Radial motions and radial gas flows in local spiral galaxies

TL;DR

This study measures radial gas motions in 54 local spiral galaxies, finding small inflow/outflow velocities that are insufficient to sustain star formation, indicating other processes likely contribute to galaxy growth.

Contribution

It provides detailed measurements of radial gas flows in local spirals, showing that these flows are generally weak and unlikely to sustain star formation alone.

Findings

Radial velocities are mostly a few km/s, with slight preference for inflow.

Mass flow rates are less than 1 M_sun/yr, averaging 0.3 M_sun/yr outside the optical disk.

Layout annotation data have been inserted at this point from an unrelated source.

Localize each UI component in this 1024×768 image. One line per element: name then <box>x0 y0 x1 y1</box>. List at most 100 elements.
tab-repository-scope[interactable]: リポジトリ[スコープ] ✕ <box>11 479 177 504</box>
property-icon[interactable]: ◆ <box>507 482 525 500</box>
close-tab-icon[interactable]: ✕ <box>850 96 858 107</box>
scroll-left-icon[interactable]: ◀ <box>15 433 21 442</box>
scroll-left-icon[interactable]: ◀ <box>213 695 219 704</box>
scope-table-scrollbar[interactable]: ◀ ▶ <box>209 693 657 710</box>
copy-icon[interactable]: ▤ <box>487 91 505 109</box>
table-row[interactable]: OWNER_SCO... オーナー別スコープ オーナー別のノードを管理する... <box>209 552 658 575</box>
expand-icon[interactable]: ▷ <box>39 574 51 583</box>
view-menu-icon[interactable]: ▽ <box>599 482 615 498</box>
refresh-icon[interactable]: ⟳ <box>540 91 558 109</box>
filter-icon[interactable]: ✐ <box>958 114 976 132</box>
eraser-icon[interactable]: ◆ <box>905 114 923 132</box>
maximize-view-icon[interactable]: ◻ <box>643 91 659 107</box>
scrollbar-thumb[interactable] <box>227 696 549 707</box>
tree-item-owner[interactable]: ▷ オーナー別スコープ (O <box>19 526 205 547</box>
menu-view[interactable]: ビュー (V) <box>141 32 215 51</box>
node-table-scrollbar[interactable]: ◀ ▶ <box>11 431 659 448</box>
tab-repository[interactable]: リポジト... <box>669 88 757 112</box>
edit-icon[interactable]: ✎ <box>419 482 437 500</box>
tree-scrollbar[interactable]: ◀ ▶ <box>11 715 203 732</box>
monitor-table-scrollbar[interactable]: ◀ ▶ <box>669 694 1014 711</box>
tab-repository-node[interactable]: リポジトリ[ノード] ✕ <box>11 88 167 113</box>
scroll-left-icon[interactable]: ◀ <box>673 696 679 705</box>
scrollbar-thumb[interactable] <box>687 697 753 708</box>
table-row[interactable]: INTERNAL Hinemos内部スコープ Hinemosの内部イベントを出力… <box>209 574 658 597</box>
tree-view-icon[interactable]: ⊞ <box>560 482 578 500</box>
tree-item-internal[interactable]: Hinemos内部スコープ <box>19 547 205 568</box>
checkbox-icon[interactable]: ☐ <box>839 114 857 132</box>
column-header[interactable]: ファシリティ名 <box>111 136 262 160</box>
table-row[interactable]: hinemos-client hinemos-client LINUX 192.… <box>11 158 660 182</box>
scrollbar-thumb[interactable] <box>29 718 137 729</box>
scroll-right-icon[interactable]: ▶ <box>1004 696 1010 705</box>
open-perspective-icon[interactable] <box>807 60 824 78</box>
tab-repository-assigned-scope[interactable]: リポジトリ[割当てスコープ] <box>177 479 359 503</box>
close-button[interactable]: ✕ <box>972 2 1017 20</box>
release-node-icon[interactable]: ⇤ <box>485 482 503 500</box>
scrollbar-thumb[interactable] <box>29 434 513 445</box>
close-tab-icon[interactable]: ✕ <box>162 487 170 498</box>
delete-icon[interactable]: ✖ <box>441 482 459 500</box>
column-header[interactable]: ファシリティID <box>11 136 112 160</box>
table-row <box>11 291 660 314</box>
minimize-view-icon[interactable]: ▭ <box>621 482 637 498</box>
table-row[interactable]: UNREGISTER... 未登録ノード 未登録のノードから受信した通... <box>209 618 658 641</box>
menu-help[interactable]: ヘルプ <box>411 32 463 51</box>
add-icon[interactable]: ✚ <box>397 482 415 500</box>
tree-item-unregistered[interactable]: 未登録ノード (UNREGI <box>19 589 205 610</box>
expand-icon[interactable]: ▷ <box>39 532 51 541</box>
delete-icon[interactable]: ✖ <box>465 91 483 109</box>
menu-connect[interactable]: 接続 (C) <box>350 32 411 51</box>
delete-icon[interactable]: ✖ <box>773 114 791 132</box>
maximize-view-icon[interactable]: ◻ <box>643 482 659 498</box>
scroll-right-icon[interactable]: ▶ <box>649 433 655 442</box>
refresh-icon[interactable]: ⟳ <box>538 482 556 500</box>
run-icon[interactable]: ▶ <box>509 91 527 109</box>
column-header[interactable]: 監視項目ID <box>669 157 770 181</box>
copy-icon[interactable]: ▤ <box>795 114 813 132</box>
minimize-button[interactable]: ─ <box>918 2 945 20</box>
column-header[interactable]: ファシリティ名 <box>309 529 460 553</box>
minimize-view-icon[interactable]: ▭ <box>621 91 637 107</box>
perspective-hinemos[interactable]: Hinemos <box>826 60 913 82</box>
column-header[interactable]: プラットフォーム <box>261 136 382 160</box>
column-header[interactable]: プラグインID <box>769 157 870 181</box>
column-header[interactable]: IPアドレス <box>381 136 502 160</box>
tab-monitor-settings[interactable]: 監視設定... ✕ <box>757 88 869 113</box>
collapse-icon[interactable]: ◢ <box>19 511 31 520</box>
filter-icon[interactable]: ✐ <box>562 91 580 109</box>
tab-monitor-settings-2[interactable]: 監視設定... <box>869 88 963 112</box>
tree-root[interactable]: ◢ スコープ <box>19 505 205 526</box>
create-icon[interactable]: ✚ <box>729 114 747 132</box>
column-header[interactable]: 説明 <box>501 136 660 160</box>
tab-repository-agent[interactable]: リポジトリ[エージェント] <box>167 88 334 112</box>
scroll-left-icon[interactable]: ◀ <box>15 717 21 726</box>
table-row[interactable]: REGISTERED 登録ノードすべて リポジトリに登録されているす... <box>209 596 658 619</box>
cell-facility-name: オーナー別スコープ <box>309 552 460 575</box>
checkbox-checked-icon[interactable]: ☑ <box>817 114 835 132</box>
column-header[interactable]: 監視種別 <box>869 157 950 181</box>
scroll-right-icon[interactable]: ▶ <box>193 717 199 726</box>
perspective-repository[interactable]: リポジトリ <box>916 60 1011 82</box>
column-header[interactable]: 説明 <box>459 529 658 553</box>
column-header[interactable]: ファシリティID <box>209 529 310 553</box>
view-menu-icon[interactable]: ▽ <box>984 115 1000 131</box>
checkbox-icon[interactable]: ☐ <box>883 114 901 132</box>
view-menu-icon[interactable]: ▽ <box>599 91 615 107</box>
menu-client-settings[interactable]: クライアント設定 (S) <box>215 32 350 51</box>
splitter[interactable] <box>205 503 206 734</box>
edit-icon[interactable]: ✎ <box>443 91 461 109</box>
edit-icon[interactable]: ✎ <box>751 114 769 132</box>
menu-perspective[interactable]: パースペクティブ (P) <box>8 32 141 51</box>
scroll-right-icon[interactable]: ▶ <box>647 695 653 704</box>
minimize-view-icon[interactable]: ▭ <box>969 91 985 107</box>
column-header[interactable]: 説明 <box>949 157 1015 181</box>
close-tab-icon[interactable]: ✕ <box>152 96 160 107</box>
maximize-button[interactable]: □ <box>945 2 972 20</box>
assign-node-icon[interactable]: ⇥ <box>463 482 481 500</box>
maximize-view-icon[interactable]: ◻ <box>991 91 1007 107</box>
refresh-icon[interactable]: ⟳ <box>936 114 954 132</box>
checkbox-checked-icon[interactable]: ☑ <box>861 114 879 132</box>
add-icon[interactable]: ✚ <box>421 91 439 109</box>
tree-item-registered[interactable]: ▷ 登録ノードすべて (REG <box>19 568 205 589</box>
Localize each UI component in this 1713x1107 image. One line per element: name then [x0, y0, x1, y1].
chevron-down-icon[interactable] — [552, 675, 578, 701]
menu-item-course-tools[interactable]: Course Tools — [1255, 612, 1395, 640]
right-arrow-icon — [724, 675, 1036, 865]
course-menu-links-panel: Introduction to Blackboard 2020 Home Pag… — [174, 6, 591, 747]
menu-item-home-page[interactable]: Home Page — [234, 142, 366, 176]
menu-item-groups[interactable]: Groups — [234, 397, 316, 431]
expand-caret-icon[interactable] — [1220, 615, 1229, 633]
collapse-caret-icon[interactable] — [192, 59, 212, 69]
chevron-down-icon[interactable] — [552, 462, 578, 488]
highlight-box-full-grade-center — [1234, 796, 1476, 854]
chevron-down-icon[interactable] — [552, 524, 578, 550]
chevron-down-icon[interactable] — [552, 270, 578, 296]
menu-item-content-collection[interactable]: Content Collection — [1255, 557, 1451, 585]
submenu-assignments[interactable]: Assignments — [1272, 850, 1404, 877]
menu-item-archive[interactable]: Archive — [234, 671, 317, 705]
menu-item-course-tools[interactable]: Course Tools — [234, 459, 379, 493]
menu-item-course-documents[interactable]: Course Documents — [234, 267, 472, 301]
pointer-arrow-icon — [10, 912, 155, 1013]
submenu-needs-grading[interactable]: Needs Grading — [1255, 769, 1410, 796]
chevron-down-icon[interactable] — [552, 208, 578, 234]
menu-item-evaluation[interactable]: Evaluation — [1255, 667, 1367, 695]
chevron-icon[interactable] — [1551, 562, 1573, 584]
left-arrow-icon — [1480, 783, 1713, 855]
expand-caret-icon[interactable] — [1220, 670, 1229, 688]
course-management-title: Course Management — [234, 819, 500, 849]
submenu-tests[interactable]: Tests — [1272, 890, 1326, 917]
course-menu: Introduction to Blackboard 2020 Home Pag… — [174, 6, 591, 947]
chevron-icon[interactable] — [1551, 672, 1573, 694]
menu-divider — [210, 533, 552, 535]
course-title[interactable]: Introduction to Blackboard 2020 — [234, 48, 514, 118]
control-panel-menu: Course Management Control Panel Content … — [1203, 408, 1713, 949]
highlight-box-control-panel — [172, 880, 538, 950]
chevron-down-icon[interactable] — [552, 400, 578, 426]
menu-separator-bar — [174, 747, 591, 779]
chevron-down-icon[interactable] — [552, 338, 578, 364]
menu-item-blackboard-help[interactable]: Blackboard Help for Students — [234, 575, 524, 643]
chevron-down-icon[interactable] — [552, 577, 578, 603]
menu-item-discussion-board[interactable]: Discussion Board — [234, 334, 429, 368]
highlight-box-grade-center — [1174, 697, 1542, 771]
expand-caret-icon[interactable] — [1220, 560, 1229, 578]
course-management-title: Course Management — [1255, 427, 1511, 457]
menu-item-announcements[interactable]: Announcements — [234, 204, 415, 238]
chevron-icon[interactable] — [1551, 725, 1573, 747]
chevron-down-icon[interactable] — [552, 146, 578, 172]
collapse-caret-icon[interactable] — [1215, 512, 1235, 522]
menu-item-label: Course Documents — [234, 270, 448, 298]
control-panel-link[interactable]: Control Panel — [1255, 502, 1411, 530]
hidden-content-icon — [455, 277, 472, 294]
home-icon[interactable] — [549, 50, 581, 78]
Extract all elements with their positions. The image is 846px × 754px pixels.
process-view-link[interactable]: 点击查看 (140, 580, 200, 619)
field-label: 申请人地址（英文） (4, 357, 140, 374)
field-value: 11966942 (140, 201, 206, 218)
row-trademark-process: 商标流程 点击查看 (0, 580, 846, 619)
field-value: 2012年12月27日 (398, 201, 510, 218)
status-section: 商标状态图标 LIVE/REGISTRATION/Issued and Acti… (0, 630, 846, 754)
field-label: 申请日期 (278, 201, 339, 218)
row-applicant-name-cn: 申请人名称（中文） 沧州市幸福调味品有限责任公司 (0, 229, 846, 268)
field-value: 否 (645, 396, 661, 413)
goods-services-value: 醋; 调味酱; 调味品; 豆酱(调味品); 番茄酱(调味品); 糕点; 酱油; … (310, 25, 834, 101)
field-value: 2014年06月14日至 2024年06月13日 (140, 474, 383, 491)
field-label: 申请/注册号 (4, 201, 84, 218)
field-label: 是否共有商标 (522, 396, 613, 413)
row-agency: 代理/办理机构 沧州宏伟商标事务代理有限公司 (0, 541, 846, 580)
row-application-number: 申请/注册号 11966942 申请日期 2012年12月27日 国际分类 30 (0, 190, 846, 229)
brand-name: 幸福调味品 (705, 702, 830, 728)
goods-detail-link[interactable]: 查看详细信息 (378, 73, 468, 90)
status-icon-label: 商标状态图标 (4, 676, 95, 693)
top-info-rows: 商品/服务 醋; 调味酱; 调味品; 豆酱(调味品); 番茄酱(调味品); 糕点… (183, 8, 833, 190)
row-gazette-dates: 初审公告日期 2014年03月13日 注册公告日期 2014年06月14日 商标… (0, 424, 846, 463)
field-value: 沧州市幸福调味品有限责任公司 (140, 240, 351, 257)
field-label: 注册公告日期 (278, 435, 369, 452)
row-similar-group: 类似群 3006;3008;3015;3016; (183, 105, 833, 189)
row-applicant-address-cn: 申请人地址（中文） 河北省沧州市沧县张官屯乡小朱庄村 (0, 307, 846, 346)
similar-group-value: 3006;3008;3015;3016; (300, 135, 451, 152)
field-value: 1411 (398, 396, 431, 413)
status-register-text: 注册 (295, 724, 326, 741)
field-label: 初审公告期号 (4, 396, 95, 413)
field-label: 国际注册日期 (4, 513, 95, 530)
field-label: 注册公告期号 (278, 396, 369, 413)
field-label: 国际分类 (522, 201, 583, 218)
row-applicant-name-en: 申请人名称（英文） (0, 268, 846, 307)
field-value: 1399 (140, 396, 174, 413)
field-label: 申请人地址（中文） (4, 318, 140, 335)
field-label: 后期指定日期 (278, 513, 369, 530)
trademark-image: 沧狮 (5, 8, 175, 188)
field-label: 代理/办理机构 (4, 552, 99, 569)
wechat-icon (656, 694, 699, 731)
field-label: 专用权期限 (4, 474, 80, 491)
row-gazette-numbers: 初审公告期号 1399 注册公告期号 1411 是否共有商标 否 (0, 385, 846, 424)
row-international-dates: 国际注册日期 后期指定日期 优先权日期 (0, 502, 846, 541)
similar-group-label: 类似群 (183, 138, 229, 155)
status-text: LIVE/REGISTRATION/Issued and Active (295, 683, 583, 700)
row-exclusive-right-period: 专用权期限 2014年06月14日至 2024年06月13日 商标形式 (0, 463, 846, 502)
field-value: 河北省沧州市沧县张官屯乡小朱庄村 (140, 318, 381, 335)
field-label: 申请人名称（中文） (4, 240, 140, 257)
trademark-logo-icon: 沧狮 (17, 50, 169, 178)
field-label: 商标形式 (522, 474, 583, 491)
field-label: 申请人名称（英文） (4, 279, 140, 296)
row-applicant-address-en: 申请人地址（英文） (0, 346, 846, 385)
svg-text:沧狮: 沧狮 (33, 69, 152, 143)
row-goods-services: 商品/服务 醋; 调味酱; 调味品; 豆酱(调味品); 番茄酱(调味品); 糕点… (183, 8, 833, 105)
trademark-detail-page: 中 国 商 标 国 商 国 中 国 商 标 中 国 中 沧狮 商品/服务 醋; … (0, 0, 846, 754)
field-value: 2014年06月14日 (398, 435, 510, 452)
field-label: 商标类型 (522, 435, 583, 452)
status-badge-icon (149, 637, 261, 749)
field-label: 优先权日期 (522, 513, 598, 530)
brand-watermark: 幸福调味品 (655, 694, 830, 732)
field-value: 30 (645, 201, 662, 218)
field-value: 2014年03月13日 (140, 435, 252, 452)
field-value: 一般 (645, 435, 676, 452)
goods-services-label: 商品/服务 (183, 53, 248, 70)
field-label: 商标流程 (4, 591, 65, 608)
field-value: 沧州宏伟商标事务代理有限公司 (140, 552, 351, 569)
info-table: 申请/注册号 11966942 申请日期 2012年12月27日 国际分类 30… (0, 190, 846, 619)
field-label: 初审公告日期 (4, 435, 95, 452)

Inflow rates are 5-10 times smaller than star formation rates.

Abstract

We determine radial velocities and mass flow rates in a sample of 54 local spiral galaxies by modelling high-resolution and high-sensitivity data of the atomic hydrogen emission line. We found that, although radial inflow motions seem to be slightly preferred over outflow motions, their magnitude is generally small. Most galaxies show radial flows of only a few km/s throughout their HI disks, either inwards or outwards, without any clear increase in magnitude in the outermost regions, as we would expect for continuous radial accretion. Gas mass flow rates for most galaxies are less than 1 M$_\odot$/yr. Over the entire sample, we estimated an average inflow rate of 0.3 M$_\odot$/yr outside the optical disk and of 0.1 M$_\odot$/yr in the outskirts of the HI disks. These inflow rates are about 5-10 times smaller than the average star formation rate of 1.4 M$_\odot$/yr. Our study suggests that there is no clear evidence for systematic radial accretion inflows that alone could feed and sustain the star formation process in the inner regions of local spiral galaxies at its current rate.